While "basic" cursor-based pagination works like WHERE id > :last_seen_id ORDER BY id LIMIT :page_size, you could instead use WHERE (sort_key, id) > (last_value, last_id) ORDER BY sort_key, id to make cursor-based pagination work for any comparable, indexed type — timestamps, strings, UUIDs, whatever.

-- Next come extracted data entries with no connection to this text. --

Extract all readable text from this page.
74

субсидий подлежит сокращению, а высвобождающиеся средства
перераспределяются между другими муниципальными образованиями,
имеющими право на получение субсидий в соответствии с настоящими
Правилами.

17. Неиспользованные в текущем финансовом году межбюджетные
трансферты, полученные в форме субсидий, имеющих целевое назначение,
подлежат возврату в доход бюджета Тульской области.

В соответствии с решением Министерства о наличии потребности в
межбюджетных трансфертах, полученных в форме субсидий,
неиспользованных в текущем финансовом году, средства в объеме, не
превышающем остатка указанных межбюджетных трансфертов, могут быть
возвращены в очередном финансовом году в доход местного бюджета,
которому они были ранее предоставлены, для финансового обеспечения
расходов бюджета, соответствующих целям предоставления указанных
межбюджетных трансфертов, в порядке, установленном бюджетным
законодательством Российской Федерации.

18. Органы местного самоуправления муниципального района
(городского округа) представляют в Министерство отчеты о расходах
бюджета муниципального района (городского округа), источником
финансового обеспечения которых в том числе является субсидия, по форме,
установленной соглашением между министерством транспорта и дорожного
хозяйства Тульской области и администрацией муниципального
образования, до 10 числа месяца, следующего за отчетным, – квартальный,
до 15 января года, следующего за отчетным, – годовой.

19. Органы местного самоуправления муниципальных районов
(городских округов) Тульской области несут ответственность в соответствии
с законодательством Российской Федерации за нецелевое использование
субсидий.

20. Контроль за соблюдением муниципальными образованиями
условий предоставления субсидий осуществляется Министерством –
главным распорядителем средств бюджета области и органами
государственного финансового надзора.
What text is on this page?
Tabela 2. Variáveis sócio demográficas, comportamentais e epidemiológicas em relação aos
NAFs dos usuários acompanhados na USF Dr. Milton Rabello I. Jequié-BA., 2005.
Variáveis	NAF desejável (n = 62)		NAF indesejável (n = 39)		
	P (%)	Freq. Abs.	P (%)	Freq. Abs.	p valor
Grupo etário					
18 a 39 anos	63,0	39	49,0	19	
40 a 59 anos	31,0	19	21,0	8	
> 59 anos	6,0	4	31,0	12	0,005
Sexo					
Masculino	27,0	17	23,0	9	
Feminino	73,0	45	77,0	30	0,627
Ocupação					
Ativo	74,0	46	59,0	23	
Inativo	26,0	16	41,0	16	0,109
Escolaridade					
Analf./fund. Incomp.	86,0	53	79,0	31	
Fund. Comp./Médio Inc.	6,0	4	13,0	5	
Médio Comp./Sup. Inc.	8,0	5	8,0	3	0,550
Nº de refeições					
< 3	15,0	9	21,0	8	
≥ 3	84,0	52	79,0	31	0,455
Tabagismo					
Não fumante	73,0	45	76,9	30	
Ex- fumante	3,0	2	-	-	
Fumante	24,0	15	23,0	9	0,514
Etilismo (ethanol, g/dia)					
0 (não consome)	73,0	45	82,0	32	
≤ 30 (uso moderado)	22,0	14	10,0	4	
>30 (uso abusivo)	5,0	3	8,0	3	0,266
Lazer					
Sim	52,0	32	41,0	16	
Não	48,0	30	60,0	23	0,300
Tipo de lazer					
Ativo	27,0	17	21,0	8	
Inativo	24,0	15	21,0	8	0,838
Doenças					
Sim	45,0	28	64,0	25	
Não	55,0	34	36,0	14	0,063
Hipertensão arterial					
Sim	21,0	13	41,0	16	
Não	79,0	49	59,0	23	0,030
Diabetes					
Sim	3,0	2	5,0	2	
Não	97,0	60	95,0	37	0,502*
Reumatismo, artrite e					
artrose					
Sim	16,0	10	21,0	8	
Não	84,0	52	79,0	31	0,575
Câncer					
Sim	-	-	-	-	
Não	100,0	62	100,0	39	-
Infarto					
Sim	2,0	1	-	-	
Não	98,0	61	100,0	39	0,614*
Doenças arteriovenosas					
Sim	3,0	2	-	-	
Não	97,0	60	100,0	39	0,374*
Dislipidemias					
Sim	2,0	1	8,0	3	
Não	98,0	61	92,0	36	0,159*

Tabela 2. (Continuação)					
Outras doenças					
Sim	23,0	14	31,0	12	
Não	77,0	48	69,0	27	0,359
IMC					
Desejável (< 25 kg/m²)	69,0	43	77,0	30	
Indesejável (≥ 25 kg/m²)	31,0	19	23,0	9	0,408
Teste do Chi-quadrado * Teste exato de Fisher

* **Allow each API app to choose its own pagination style**: Rejected because this is the current state, and it is the root cause of the inconsistency this ADR aims to resolve.
* **Do nothing and document the differences**: Rejected because documentation alone does not reduce the integration burden on consumers or prevent future inconsistencies.

Rollout Plan
------------

1. Audit all list-type API endpoints in ``edx-platform`` to categorize them as: already using ``DefaultPagination``, using a different pagination class, or unpaginated.
2. Add a custom ``pylint`` or ``edx-lint`` check that warns when a ``ListAPIView`` or list-returning ``APIView`` does not specify ``DefaultPagination`` (or a subclass).
3. Migrate high-impact unpaginated endpoints first (Course Members, Completion, Enrollment).
4. Migrate ``limit``/``offset`` endpoints by introducing new API versions that use ``DefaultPagination``, and deprecating the old versions.
5. Update MFEs and known external consumers to adopt the new pagination parameters where versions change.
6. Update API documentation and OpenAPI specs to reflect the standardized pagination envelope.

References
----------

* ``edx-drf-extensions`` ``DefaultPagination`` class: https://github.com/openedx/edx-drf-extensions/blob/master/edx_rest_framework_extensions/paginators.py
* Django REST Framework Pagination documentation: https://www.django-rest-framework.org/api-guide/pagination/
* Open edX REST API Standards: "Pagination" recommendations for API consistency.